Podia enxergar com clareza agora. Estava em um quarto de pedra cujo foco central era uma cama grande de dossel, a coberta de veludo agora amarrotado. Havia cortinas de tapeçarias abertas e um tapete elegante no chão que, fora isso, era vazio. Aliás, o próprio quarto era um tanto quanto despido. Não havia quadros nas paredes, nenhum enfeite nas superfícies da mobília de madeira escura. Duas cadeiras, uma diante da outra, ficavam perto da cama, com uma pequena mesa de chá entre elas. Um biombo em um canto do quarto escondia o que provavelmente se tratava de uma banheira e um lavatório.

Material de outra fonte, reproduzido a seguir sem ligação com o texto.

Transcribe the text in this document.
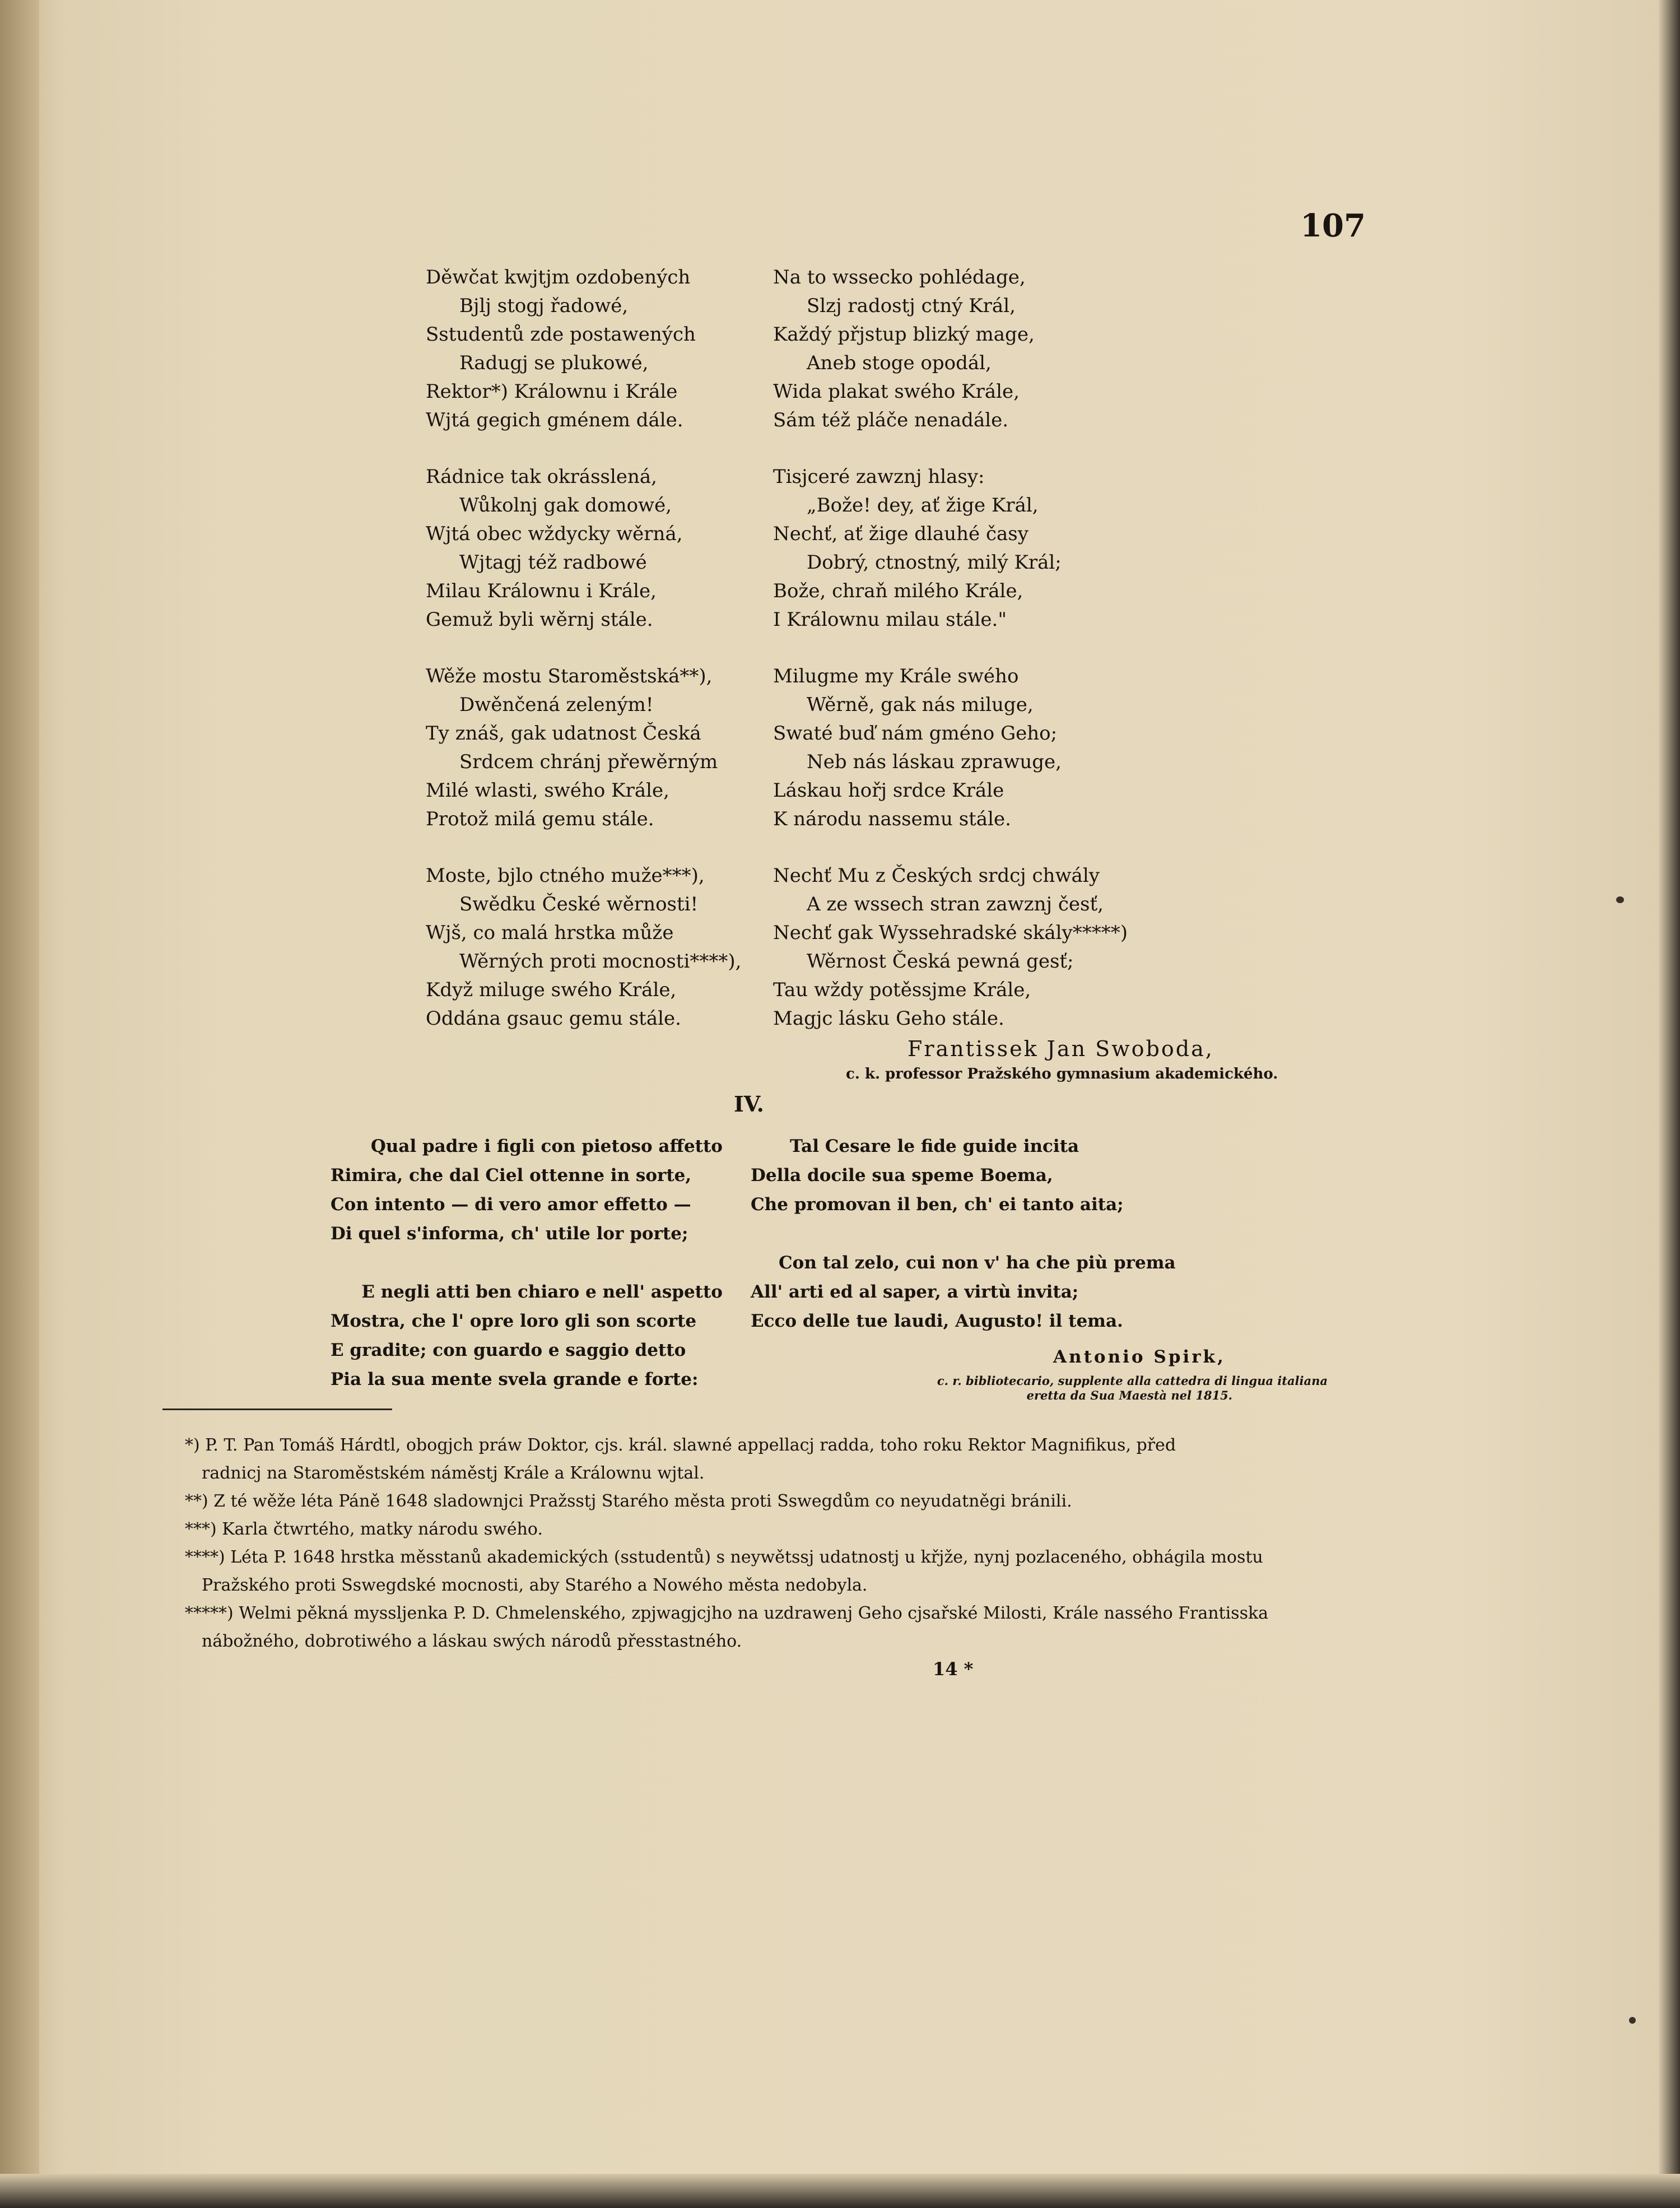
107
Děwčat kwjtjm ozdobených
Bjlj stogj řadowé,
Sstudentů zde postawených
Radugj se plukowé,
Rektor*) Králownu i Krále
Wjtá gegich gménem dále.
Rádnice tak okrásslená,
Wůkolnj gak domowé,
Wjtá obec wždycky wěrná,
Wjtagj též radbowé
Milau Králownu i Krále,
Gemuž byli wěrnj stále.
Wěže mostu Staroměstská**),
Dwěnčená zeleným!
Ty znáš, gak udatnost Česká
Srdcem chránj přewěrným
Milé wlasti, swého Krále,
Protož milá gemu stále.
Moste, bjlo ctného muže***),
Swědku České wěrnosti!
Wjš, co malá hrstka může
Wěrných proti mocnosti****),
Když miluge swého Krále,
Oddána gsauc gemu stále.
Na to wssecko pohlédage,
Slzj radostj ctný Král,
Každý přjstup blizký mage,
Aneb stoge opodál,
Wida plakat swého Krále,
Sám též pláče nenadále.
Tisjceré zawznj hlasy:
„Bože! dey, ať žige Král,
Nechť, ať žige dlauhé časy
Dobrý, ctnostný, milý Král;
Bože, chraň milého Krále,
I Králownu milau stále."
Milugme my Krále swého
Wěrně, gak nás miluge,
Swaté buď nám gméno Geho;
Neb nás láskau zprawuge,
Láskau hořj srdce Krále
K národu nassemu stále.
Nechť Mu z Českých srdcj chwály
A ze wssech stran zawznj česť,
Nechť gak Wyssehradské skály*****)
Wěrnost Česká pewná gesť;
Tau wždy potěssjme Krále,
Magjc lásku Geho stále.
Frantissek Jan Swoboda,
c. k. professor Pražského gymnasium akademického.
IV.
Qual padre i figli con pietoso affetto
Rimira, che dal Ciel ottenne in sorte,
Con intento — di vero amor effetto —
Di quel s'informa, ch' utile lor porte;
E negli atti ben chiaro e nell' aspetto
Mostra, che l' opre loro gli son scorte
E gradite; con guardo e saggio detto
Pia la sua mente svela grande e forte:
Tal Cesare le fide guide incita
Della docile sua speme Boema,
Che promovan il ben, ch' ei tanto aita;
Con tal zelo, cui non v' ha che più prema
All' arti ed al saper, a virtù invita;
Ecco delle tue laudi, Augusto! il tema.
Antonio Spirk,
c. r. bibliotecario, supplente alla cattedra di lingua italiana
eretta da Sua Maestà nel 1815.
*) P. T. Pan Tomáš Hárdtl, obogjch práw Doktor, cjs. král. slawné appellacj radda, toho roku Rektor Magnifikus, před
radnicj na Staroměstském náměstj Krále a Králownu wjtal.
**) Z té wěže léta Páně 1648 sladownjci Pražsstj Starého města proti Sswegdům co neyudatněgi bránili.
***) Karla čtwrtého, matky národu swého.
****) Léta P. 1648 hrstka měsstanů akademických (sstudentů) s neywětssj udatnostj u křjže, nynj pozlaceného, obhágila mostu
Pražského proti Sswegdské mocnosti, aby Starého a Nowého města nedobyla.
*****) Welmi pěkná myssljenka P. D. Chmelenského, zpjwagjcjho na uzdrawenj Geho cjsařské Milosti, Krále nassého Frantisska
nábožného, dobrotiwého a láskau swých národů přesstastného.
14 *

Robb fora disposto na cama, e duas figuras, uma masculina e a outra feminina, se inclinavam sobre ele, enquanto Sor Brynden, seu tio-avô, observava da cabaceira da cama, uma mão no pomo da espada e os olhos atentos como os de um gavião. A truta negra em sua armadura estava suja de sangue. As duas figuras se afastaram de Robb quando Cordyra entrou, então ela pôde vê-lo.

                Não era tão ruim quanto pensava a princípio. Apesar de ligeiramente pálido, Robb sentava-se na cama com a força do próprio corpo, e bebia de um copo com energia o suficiente. Os olhos se acenderam ligeiramente quando a viram. Cordyra, porém, acompanhou com o olhar os outros dois no quarto.

                Havia uma menina mais ou menos de sua idade, com cabelos castanhos faziam caracóis nas pontas, e olhos da mesma cor. Tinha um sorriso doce, e suas mãos carregavam as bandagens sujas de sangue. Sangue de Robb, Cordyra percebeu com o estômago se revirando. O menino era mais novo, talvez da idade de Bran, e se parecia tanto com a menina quanto Bran se parecia com Robb. Norte se colocou no espaço entre Robb e a menina quando Cordyra se aproximou, e Vento Cinzento, que normalmente teria ido ao seu encontro, apenas cheirou o lado na sua direção, se recusando a sair de junto do rei.

                Ela se aproximou da cama, observando. Bandagens e algodão cobriam o peito de Robb, limpas. Ela pensou que devia ser um bom sinal.

—O que houve, afinal, Vossa Graça? –Perguntou. Sabia que Robb era um bom espadachim, e nunca fora ferido em batalha até aquele momento.

                Sor Brynden pigarreou com irritação, mas Robb o lançou um olhar.

—Olyvar insistiu em participar da batalha. –Ele contou. –Não vi porque não, mas parece ter sido cedo.

                Cordyra pensou com carinho no garotinho que seguia Robb pelo acampamento como se o rei fosse o sol nascente.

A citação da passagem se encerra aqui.